Choice of Primary Key for Binary Relationship Sets:
The choice of the primary key for a binary relationship set depends on the cardinality of the relationship:
Many-to-Many Relationships: In many-to-many relationships, the union of the primary keys of the participating entities forms a minimal superkey and is chosen as the primary key for the relationship set.
One-to-Many Relationships: In one-to-many relationships, the primary key of the "Many" side (i.e., the side with multiple entities) is typically a minimal superkey and is used as the primary key for the relationship set.
Many-to-One Relationships: Similar to one-to-many relationships, in many-to-one relationships, the primary key of the "Many" side is typically a minimal superkey and serves as the primary key for the relationship set.
One-to-One Relationships: In one-to-one relationships, the primary key of either one of the participating entity sets forms a minimal superkey, and you can choose either entity's primary key as the primary key for the relationship set.
Weak entity sets are essential for modeling entities whose existence depends on the existence of another entity, called the identifying entity.
Instead of having its own primary key, a weak entity set uses the attributes of the identifying entity set along with additional discriminator attributes to uniquely identify its entities.
Identifying Entity Set:
The identifying entity set is the one on which the weak entity set depends for identification.
The identifying entity set "owns" the weak entity set that it identifies, and the relationship connecting them is called the "identifying relationship."
Discriminator Attributes:
Discriminator attributes are extra attributes added to the weak entity set to help distinguish entities within the weak entity set that have the same values in the attributes inherited from the identifying entity set.
These discriminator attributes are typically used to ensure uniqueness within the weak entity set.
Representation in E-R Diagrams:
In E-R diagrams, a weak entity set is typically depicted using a double rectangle.
The discriminator attributes are underlined with a dashed line to indicate their role in identifying the weak entity set.
The relationship set connecting the weak entity set to the identifying strong entity set is represented by a double diamond.
Total Participation:
Typically, a weak entity must have total participation (or existence dependency) in its identifying relationship set.
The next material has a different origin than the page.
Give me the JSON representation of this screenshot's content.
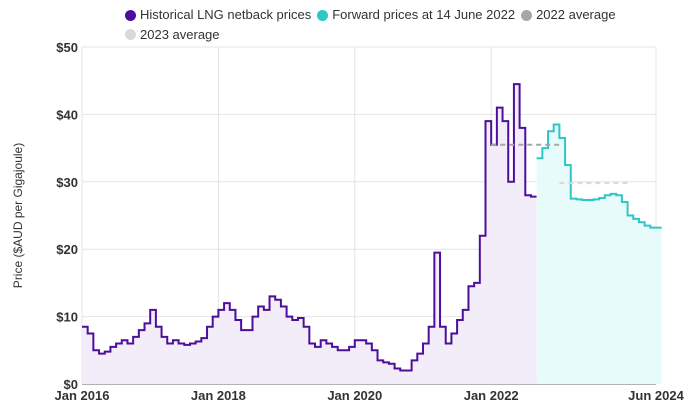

This means that every entity in the weak entity set must be associated with an entity in the identifying entity set.
Primary Key for Weak Entity Sets:
The primary key for a weak entity set is composed of the attributes from the identifying entity set along with the discriminator attributes specific to the weak entity set.
This combination of attributes ensures the uniqueness of each entity within the weak entity set.
According to the ER Diagram, sometimes an attribute can be redundant like:
The dept_name in instructor entity is redundant, because the attribute has already been represented in the relationship.
Now it's time for us to sum everything we learn together!🥇
Strong Entity Set: A strong entity set is represented as a schema with attributes corresponding to the entity's attributes, including the primary key.
Example: The "student" entity set is represented as the "student" schema with attributes (ID, name, tot_cred).
Weak Entity Set: A weak entity set is represented as a schema that includes a column for the primary key of the identifying strong entity set. This schema also includes attributes specific to the weak entity set.
Example: The "section" weak entity set is represented as the "section" schema with attributes (course_id, sec_id, semester, year).
Take care of attributes
Pay attention to everything we discussed about attributes
Representation of Relationship Sets:
Find out the mapping truth.
Combination of Schemas:
Combine all the ERs together in a diagram
Schemas for weak entity sets can be combined with schemas for the identifying strong entity sets.